La Présidente (Mme Bélanger): M. Valois.

M. Valois (Roger): ...ressort du mémoire qu'on présente, c'est qu'on veut que ça soit au palier régional.

Mme Delisle: Oui.

M. Valois (Roger): Mais, si c'est au palier régional, il faut encadrer davantage le régional. On trouve que... Le régional, ce n'est pas qu'on est contre – vous le voyez dans le mémoire – sauf qu'on trouve que le préfet de comté, il devrait être élu au suffrage universel. Là, c'est élu par, j'allais dire des camarades, mais il ne faut pas employer ce mot-là.

Mme Delisle: Oui, mais ce n'est pas l'objet de la société d'économie mixte de parler de l'élection du président ou du préfet d'une communauté urbaine ou d'une MRC.

M. Valois (Roger): Non. Mais, dans les conditions de mise en place, si la société d'économie mixte est mise en place par ce que, nous, on préconise, les MRC, il faut que le monde qui siège aux MRC soit représentatif de la population. On ne dit pas que les maires ne le sont pas, ce n'est pas ça qu'on dit, sauf que, quand ils choisissent le préfet entre eux, nous, on dit: Si on commence à avoir plus de pouvoirs pour les MRC, il faut que le monde qui les exerce soit imputable.

Mme Delisle: C'est vrai.

M. Valois (Roger): Vous avez de l'imputabilité, tout le monde ici, autour de la table, et même nous, on a l'imputabilité envers ceux qui nous élisent, et celui qui est à la MRC, le préfet, son imputabilité, lui, il la doit à ceux qui le nomment. Mais on dit: Bien, il faut encadrer plus ça. On ne vient pas mettre en contradiction les MRC et les SEM. On dit: Si les MRC deviennent le foyer d'où émergent les SEM, il faut que les MRC soient encore plus démocratiques.

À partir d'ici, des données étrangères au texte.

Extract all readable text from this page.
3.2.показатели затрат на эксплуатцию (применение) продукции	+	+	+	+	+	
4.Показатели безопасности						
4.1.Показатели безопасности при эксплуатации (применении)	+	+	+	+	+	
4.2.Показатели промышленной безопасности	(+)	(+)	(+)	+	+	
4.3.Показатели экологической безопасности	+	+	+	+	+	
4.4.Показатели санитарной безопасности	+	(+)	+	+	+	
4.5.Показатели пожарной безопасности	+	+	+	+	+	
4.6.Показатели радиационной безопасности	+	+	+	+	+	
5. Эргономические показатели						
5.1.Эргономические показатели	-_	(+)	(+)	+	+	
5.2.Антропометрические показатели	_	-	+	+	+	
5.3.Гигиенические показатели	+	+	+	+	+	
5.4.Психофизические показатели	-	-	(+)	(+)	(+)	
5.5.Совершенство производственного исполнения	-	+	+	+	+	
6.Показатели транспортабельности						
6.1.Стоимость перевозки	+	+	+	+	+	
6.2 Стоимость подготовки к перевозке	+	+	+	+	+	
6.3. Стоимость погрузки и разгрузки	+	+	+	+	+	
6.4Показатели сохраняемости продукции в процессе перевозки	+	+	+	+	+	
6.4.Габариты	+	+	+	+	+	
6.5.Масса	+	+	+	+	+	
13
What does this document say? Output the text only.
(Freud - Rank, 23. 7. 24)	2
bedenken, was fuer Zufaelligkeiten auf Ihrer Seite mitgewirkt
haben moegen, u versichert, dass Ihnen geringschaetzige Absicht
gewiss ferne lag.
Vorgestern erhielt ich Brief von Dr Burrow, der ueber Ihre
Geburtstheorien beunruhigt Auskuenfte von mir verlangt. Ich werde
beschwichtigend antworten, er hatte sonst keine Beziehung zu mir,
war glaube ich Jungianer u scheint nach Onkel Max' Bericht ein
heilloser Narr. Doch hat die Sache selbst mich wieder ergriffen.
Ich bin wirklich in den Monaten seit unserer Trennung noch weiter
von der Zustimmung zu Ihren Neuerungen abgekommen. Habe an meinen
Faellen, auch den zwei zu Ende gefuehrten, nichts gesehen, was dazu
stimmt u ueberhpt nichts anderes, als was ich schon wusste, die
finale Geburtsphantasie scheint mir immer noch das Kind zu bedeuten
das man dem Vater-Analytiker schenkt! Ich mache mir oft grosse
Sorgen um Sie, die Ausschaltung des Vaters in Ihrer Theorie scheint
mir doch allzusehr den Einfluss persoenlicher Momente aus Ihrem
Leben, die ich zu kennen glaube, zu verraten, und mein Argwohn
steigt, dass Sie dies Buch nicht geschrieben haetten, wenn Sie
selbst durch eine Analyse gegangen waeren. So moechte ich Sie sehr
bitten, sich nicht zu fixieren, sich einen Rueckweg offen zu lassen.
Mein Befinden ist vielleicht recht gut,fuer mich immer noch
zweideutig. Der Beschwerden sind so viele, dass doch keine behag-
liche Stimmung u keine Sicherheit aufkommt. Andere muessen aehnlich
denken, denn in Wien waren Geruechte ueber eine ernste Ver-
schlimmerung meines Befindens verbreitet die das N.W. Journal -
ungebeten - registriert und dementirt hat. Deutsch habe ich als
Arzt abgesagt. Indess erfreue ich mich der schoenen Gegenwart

On ne dit pas qu'elles ne le sont pas, mais il faut que ce soit au suffrage universel, il faut que l'imputabilité des élus qui sont là soit encore plus grande qu'elle l'est présentement. La présidente de la Communauté urbaine de Montréal a été choisie par les maires de Montréal et des banlieues. On voudrait que ce soit au suffrage universel, parce que, à partir du moment où ce monde-là a des pouvoirs qui, des fois, dépassent les pouvoirs que même les députés ont au niveau des comtés, on ne voit pas pourquoi ils ne seraient pas élus de la même façon. Donc, à partir de ce moment-là, si le monde qui est aux MRC est choisi de cette façon-là, démocratique, on craint moins pour la mise en place des SEM.

Mme Delisle: Ça répond en partie à ma question. Vous mentionnez dans votre mémoire que vous aimeriez voir – ça, c'est à la page 11 – l'interdiction faite aux entreprises étrangères d'être partie à une SEM. Est-ce que ça a un lien avec l'article 45? Est-ce que ça n'a pas un lien avec l'article 45? Est-ce que c'est parce que vous trouvez que ça devrait être uniquement les entreprises québécoises? C'est quoi pour vous une entreprise étrangère? C'est une entreprise du Nouveau-Brunswick ou bien une entreprise de France? Ça s'arrête où?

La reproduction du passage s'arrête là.